Denormalising report from normalised nested source data

  • Hi

    I have an application that stores normalised and nested data. Each top level instance is identified by an instance Id. Each line of data has a Lineage and NestedIndexId such that it's child has the same instance Id with the Lineage = Parent Lineage+'_'+ Parent NestedIndexId. The data item is indicated by columns [DataName] and [DataValue]

    This structure allows a flexible data storage for any number of records and level of nesting. Using an object model on the application side to represent and manage this is easy enough, but I am battling with a way to run a flat report to get the data out in a usable format.

    Hopefully the code below describes what I am trying to explain, together with where I am with pivoting the data:

    CREATE TABLE #Data (InstanceId INT, Lineage VARCHAR(12), IndexId INT, DataName VARCHAR(20),DataValue VARCHAR(100))

    INSERT INTO #Data

    ( InstanceId

    , Lineage

    , IndexId

    , DataName

    , DataValue

    )

    VALUES ( 1, '0' ,0,'Parent','1 Parent 0')

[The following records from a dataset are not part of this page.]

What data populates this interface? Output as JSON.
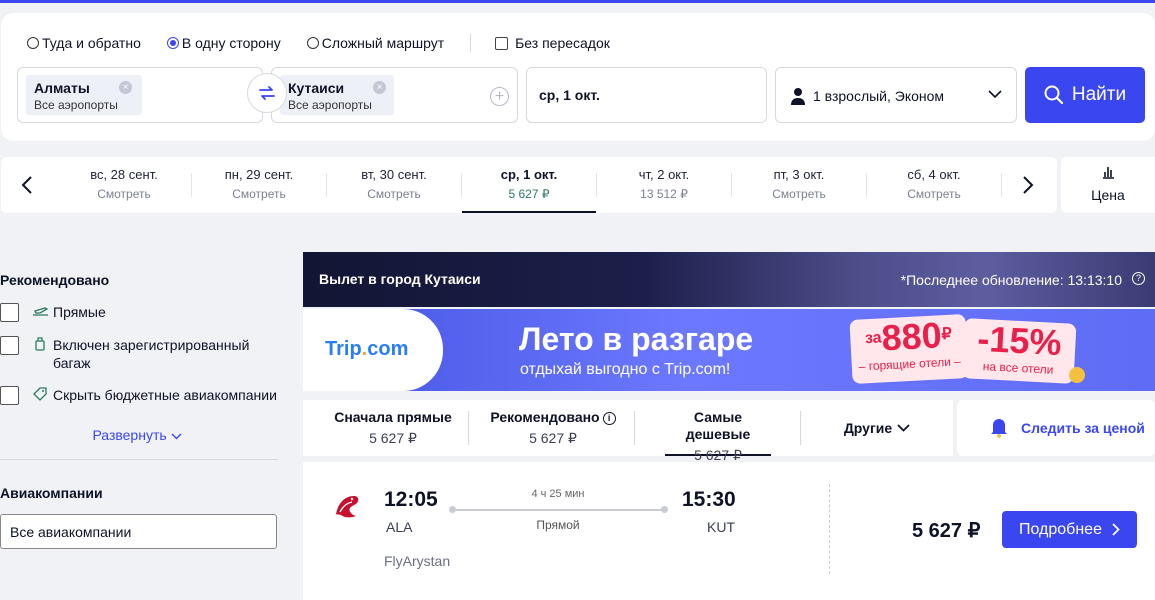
{
  "search": {
    "trip_types": [
      {
        "label": "Туда и обратно",
        "selected": false
      },
      {
        "label": "В одну сторону",
        "selected": true
      },
      {
        "label": "Сложный маршрут",
        "selected": false
      }
    ],
    "nonstop_label": "Без пересадок",
    "from": {
      "city": "Алматы",
      "sub": "Все аэропорты"
    },
    "to": {
      "city": "Кутаиси",
      "sub": "Все аэропорты"
    },
    "date": "ср, 1 окт.",
    "passengers": "1 взрослый, Эконом",
    "find_label": "Найти"
  },
  "dates": [
    {
      "date": "вс, 28 сент.",
      "sub": "Смотреть"
    },
    {
      "date": "пн, 29 сент.",
      "sub": "Смотреть"
    },
    {
      "date": "вт, 30 сент.",
      "sub": "Смотреть"
    },
    {
      "date": "ср, 1 окт.",
      "sub": "5 627 ₽",
      "selected": true
    },
    {
      "date": "чт, 2 окт.",
      "sub": "13 512 ₽"
    },
    {
      "date": "пт, 3 окт.",
      "sub": "Смотреть"
    },
    {
      "date": "сб, 4 окт.",
      "sub": "Смотреть"
    }
  ],
  "price_toggle": "Цена",
  "filters": {
    "recommended_title": "Рекомендовано",
    "items": [
      {
        "label": "Прямые",
        "icon": "plane-icon"
      },
      {
        "label": "Включен зарегистрированный багаж",
        "icon": "luggage-icon"
      },
      {
        "label": "Скрыть бюджетные авиакомпании",
        "icon": "tag-icon"
      }
    ],
    "expand_label": "Развернуть",
    "airlines_title": "Авиакомпании",
    "airlines_value": "Все авиакомпании"
  },
  "banner": {
    "title": "Вылет в город Кутаиси",
    "updated": "*Последнее обновление: 13:13:10"
  },
  "ad": {
    "logo_a": "Trip",
    "logo_dot": ".",
    "logo_b": "com",
    "headline": "Лето в разгаре",
    "subline": "отдыхай выгодно с Trip.com!",
    "price_prefix": "за",
    "price": "880",
    "currency": "₽",
    "price_note": "– горящие отели –",
    "discount": "-15%",
    "discount_note": "на все отели"
  },
  "sort": [
    {
      "label": "Сначала прямые",
      "value": "5 627 ₽"
    },
    {
      "label": "Рекомендовано",
      "value": "5 627 ₽",
      "info": true
    },
    {
      "label": "Самые дешевые",
      "value": "5 627 ₽",
      "selected": true
    }
  ],
  "sort_other": "Другие",
  "watch_label": "Следить за ценой",
  "ticket": {
    "dep_time": "12:05",
    "arr_time": "15:30",
    "dep_code": "ALA",
    "arr_code": "KUT",
    "duration": "4 ч 25 мин",
    "stops": "Прямой",
    "airline": "FlyArystan",
    "price": "5 627 ₽",
    "details_label": "Подробнее"
  },
  "colors": {
    "accent": "#3a46f0",
    "price_green": "#2c7a5e",
    "ad_red": "#e8204a"
  }
}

    ,( 1, '0_0' ,0,'Child','1 Child 0 0')

    ,( 1, '0_0_0',0,'Grandchild','1 Grandchild 0 0')

    ,( 1, '0_0_0',1,'Grandchild','1 Grandchild 0 1')

    ,( 1, '0_0' ,1,'Child','1 Child 0 0')

    ,( 1, '0_0_1',0,'Grandchild','1 Grandchild 1 0')

    ,( 1, '0_0_1',1,'Grandchild','1 Grandchild 1 1')

    ,( 2, '0' ,0,'Parent','2 Parent 0')

    ,( 2, '0_0' ,0,'Child','2 Child 0 0')

    ,( 2, '0_0_0',0,'Grandchild','2 Grandchild 0 0')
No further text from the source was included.